Por Roberto Cortés Conde - Para LA GACETA - Buenos Aires
Al terminar la Segunda Guerra Mundial, con su legado de millones de muertos y los horripilantes crímenes de la Alemania nazi, la calificación de fascista que, en realidad sólo correspondía a la experiencia italiana, se acuñó para designar al nazismo u otros regímenes autoritarios como los de Franco y Salazar. Era un término ambiguo pero cómodo que se vinculó a las corrientes de extrema derecha. Porque la Unión Soviética había hecho la contribución mayor a la guerra contra la Alemania nazi, con el sacrificio de su población, se sintió justificada para usar con exceso el calificativo de fascista a todo el que se le opusiera. Hannah Arendt, que escribió sobre las experiencias totalitarias en el siglo XX, utilizó esa expresión para incluir la de la Unión Soviética.

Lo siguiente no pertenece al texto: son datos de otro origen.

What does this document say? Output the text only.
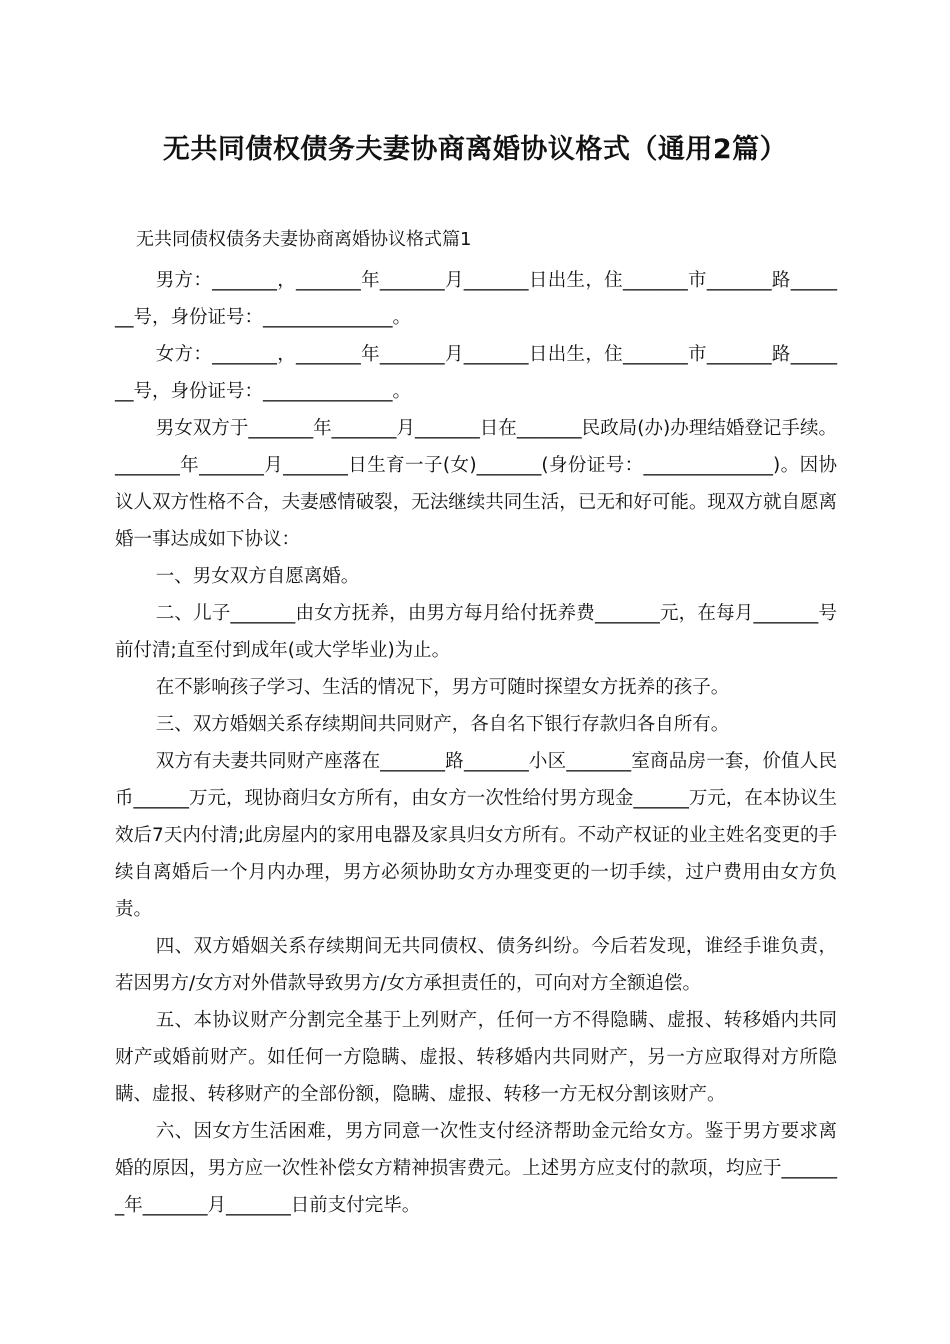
无共同债权债务夫妻协商离婚协议格式（通用2篇）

无共同债权债务夫妻协商离婚协议格式篇1

男方：_______，_______年_______月_______日出生，住_______市_______路_______号，身份证号：______________。

女方：_______，_______年_______月_______日出生，住_______市_______路_______号，身份证号：______________。

男女双方于_______年_______月_______日在_______民政局(办)办理结婚登记手续。_______年_______月_______日生育一子(女)_______(身份证号：______________)。因协议人双方性格不合，夫妻感情破裂，无法继续共同生活，已无和好可能。现双方就自愿离婚一事达成如下协议：

一、男女双方自愿离婚。

二、儿子_______由女方抚养，由男方每月给付抚养费_______元，在每月_______号前付清;直至付到成年(或大学毕业)为止。

在不影响孩子学习、生活的情况下，男方可随时探望女方抚养的孩子。

三、双方婚姻关系存续期间共同财产，各自名下银行存款归各自所有。

双方有夫妻共同财产座落在_______路_______小区_______室商品房一套，价值人民币______万元，现协商归女方所有，由女方一次性给付男方现金______万元，在本协议生效后7天内付清;此房屋内的家用电器及家具归女方所有。不动产权证的业主姓名变更的手续自离婚后一个月内办理，男方必须协助女方办理变更的一切手续，过户费用由女方负责。

四、双方婚姻关系存续期间无共同债权、债务纠纷。今后若发现，谁经手谁负责，若因男方/女方对外借款导致男方/女方承担责任的，可向对方全额追偿。

五、本协议财产分割完全基于上列财产，任何一方不得隐瞒、虚报、转移婚内共同财产或婚前财产。如任何一方隐瞒、虚报、转移婚内共同财产，另一方应取得对方所隐瞒、虚报、转移财产的全部份额，隐瞒、虚报、转移一方无权分割该财产。

六、因女方生活困难，男方同意一次性支付经济帮助金元给女方。鉴于男方要求离婚的原因，男方应一次性补偿女方精神损害费元。上述男方应支付的款项，均应于_______年_______月_______日前支付完毕。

Es cierto que los estados totalitarios, en su origen, se apoyaron en pensamientos de extrema derecha, nostálgicos del orden y de las jerarquías que buscaron recuperar los valores de un pasado idealizado de una comunidad. nacional. Los conflictos entre países fueron contemporáneos con la tardía formación de los estados nacionales en Italia y en Alemania (donde se reivindicaba una nación étnica y lingüística) en las últimas décadas del siglo XIX, que terminaron en guerras y coincidieron con la ascendente participación de las masas. Las frustraciones que resultaron de una sociedad cambiante, crecientemente secularizada, despertaron rechazos y resentimientos, entre otros, contra los ajenos al grupo o a la nación. Por otro lado, la política había cambiado. La intervención de las multitudes –se decía- hacía imposible los gobiernos de élites como los del siglo XIX. En la era de las masas, el análisis racional era reemplazado por emociones y mitos que los líderes populares debían explotar, desechando el debate racional, para despertarlos con modernas tecnologías comunicacionales.
La Primera Guerra Mundial cambió el mundo occidental. Fue una crisis profunda y perdurable. Millones de personas vivieron los horrores de los campos de batalla y los dóciles y aislados campesinos volvieron con una visión del mundo distinta, como se vio en la derrotada Rusia Zarista. Cayeron los imperios austrohúngaro y otomano, y la monarquía alemana. Pero también cambió la noción del estado, que tuvo una intervención inédita no solo en la economía sino en la vida toda. Fue quizá la primera experiencia de un socialismo de guerra.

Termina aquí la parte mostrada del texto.